Friday, March 1, 2013

Luke 17:10


“So likewise you, when you have done all those things which you are commanded, say, ‘We are unprofitable servants. We have done what was our duty to do.’”
                This verse reminds me of my dad. Once, the microwave was fastened to the wall above the stove had broken, and we had to replace it. We bought a new one and we were trying to put it onto the wall, and set it in. He told me that it was heavy, but that I could do it – and that it was my job to do it. I lifted the microwave with him and he told me he was going to let go, and I needed to hold it up against the cabinet so he could find where to fasten it.
                For the first couple of seconds I held fast, pushing it tightly up against the cabinet, but I soon tired and it started coming down. He told me to hold it up and I pushed again. My arms began to shake and my knees started wobbling. My shoulders throbbed, my back ached – but he still told me to hold it up. That I couldn’t drop it – that I couldn’t let it slide down or it would break the fasteners – that it was my JOB to hold this up.
                I started crying and after ten minutes of holding this back-crunching 40lb. microwave with my hands, he finally told me I could let go. He then set his tools down, gave me a hug and told me that I did pretty good.
                Pretty good?! I thought at the time.
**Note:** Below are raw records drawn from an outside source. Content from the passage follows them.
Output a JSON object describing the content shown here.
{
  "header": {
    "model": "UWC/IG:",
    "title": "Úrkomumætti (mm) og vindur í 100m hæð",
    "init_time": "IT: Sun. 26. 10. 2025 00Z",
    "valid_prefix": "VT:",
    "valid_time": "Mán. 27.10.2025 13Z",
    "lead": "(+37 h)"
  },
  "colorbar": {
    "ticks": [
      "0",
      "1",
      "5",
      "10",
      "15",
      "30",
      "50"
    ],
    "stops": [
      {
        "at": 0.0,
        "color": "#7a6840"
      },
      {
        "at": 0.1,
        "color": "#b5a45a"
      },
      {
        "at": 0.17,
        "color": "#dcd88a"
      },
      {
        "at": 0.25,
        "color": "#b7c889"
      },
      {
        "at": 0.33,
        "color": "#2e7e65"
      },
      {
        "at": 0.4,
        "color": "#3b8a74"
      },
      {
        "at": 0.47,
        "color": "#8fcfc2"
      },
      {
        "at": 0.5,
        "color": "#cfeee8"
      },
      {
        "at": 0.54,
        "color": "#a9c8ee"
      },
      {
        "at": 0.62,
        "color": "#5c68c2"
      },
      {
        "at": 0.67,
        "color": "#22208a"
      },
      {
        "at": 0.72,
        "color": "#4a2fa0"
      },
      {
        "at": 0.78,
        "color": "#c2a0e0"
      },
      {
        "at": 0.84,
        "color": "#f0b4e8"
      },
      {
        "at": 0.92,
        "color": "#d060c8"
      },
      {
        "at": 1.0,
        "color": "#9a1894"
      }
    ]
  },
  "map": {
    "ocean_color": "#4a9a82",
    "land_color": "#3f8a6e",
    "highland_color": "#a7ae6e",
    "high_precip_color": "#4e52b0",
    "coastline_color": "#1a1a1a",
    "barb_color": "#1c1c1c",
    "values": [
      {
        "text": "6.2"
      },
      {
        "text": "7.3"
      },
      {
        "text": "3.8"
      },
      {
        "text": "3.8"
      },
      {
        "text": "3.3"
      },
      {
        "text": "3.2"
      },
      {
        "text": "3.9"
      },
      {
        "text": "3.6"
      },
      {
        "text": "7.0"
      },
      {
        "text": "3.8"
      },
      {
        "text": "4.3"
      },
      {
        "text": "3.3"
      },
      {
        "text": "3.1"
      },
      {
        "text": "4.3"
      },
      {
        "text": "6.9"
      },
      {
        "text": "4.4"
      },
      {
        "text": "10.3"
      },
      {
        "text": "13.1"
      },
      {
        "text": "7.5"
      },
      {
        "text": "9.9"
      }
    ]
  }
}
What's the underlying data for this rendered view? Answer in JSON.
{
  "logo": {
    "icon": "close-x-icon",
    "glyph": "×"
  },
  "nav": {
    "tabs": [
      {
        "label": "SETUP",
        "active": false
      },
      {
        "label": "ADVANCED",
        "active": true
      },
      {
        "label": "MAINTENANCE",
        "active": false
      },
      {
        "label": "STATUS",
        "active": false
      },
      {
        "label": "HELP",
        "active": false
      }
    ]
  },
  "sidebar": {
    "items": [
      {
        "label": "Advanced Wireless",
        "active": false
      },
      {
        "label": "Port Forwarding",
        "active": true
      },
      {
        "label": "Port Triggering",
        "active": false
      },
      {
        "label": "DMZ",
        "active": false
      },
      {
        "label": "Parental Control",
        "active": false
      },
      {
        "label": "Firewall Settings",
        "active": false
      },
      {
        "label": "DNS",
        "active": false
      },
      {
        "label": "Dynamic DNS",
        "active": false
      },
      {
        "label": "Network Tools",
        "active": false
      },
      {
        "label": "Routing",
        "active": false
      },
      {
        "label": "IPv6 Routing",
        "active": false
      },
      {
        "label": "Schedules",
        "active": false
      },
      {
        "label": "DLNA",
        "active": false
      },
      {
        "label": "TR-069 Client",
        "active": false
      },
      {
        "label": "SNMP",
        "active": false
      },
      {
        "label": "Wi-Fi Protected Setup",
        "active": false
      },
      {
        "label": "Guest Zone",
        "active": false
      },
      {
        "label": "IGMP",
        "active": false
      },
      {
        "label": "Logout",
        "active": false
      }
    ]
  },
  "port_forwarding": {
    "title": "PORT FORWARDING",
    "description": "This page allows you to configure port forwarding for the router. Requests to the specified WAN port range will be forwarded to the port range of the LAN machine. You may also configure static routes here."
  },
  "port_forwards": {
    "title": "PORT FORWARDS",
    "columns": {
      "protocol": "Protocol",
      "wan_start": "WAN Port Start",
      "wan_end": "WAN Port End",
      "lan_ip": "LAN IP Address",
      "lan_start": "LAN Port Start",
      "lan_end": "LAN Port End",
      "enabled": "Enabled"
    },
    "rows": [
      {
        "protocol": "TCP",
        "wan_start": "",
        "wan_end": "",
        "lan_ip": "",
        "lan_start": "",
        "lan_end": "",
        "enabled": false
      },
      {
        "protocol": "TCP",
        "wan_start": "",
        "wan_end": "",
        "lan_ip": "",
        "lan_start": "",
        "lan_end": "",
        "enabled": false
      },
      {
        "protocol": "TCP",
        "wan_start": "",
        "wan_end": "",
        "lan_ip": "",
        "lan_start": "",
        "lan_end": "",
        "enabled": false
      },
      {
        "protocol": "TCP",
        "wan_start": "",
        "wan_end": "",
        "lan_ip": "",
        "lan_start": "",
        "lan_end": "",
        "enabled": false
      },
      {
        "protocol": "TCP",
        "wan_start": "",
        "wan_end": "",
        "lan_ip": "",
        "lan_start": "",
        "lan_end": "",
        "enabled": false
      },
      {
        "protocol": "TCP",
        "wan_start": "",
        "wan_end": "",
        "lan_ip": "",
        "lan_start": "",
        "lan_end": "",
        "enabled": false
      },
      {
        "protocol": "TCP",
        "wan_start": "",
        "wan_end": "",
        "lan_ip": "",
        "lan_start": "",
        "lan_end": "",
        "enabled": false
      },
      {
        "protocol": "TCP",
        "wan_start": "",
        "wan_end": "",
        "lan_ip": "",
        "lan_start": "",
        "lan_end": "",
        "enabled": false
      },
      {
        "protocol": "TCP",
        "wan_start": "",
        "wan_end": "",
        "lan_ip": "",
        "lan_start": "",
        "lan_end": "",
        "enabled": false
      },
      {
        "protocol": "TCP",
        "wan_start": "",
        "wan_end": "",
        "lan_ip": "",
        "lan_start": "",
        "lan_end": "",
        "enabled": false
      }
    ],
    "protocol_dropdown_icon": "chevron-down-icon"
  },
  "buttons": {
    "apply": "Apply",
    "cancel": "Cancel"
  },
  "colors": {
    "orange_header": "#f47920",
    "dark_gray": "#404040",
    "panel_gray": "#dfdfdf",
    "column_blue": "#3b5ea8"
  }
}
You must be joking!
                But no, he wasn’t. I did pretty good. Holding the microwave up was my job.
                This was how he always used to motivate me. He’d tell me it was my job to empty the cat box while they were gone; that it was my job to help him lug the 100lb. TV up the stairs; that it was my job to finish all my school, even if it took me until 9p.m. at night.
                And while I grumbled at the time, it was definitely a biblical principle. When we’re done, all we can say is that we maybe did everything that the Lord asked us. We broke even.  The Lord’s grace covered the rest. That’s all we can say.
                Today, I will take every task set to me as the job I’ve been given – especially throughout servant time today.

1 comment:

  1. Jess at the time it seems like a hard task master yet with each step of obedience we are given more and that is when the growth comes and we see His strength manifested in us so it is all about Him and not us. Thanks for sharing and hoping He is ministering to you in your home sickness.